Kinzinger goes to bat for Biden over Jan. 6 committee comments

GOP Rep. Adam Kinzinger on Sunday defended President Joe Biden’s right to weigh in on the prospect of prosecuting those who flout congressional subpoenas to investigate the Jan. 6 insurrection on the Capitol.

“I think the president has made it clear we need answers to this,” Kinzinger, a member of the House select committee probing the events surrounding the attack, said on CNN’s “State of the Union.”

The attorney for former White House strategist Steve Bannon has told the committee he will not comply with the congressional subpoena, citing former President Donald Trump’s invocation of executive privilege. (Bannon had left the administration during Trump’s first year in office.)

On Friday Biden said of those who attempted to defy subpoenas that he hoped the select committee “goes after them and holds them accountable criminally.” When asked if the Justice Department should aid in that effort, Biden responded: “I do, yes.”

The administration quickly sought to clarify Biden’s comments and reassert the independence of DOJ’s decision-making, with White House press secretary Jen Psaki also tweeting, in part, that Biden “supports the work of the committee and the independent role of the Department of Justice to make any decisions about prosecutions.”

“The Department of Justice will make its own independent decisions in all prosecutions based solely on the facts and the law. Period. Full stop,” DOJ spokesperson Anthony Coley said in a statement Friday.

But Kinzinger, a strident critic of Trump’s, said he did not think Biden crossed a line with his comments.

“The president has every right to signal,” he said on CNN. “I think he has every right to make it clear where the administration stands. God knows, the prior administration every two hours was trying to signal to the Justice Department.”

Kinzinger, one of two Republicans on the committee, did not rule out eventually issuing a subpoena to Trump himself as part of its investigation. However he noted the risks of doing so, particularly given the complicated constitutional and legal dynamics at play.

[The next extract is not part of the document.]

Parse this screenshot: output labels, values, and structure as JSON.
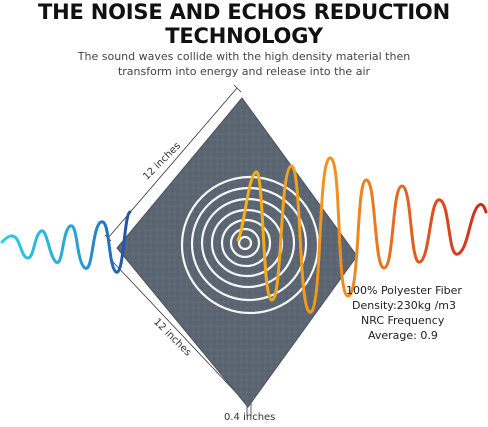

“If we subpoena, all of a sudden, the former president, we know that’s going to become kind of a circus,” he said. “That’s not necessarily something we want to do up front.”

Kinzinger, alongside fellow select committee member Rep. Liz Cheney (R-Wyo.), is one of the most vocal anti-Trump members of the GOP remaining in Congress. However his political future is murky, both in part due to his hostility to the former president and Illinois Democrats’ control of the redistricting process in the state he represents.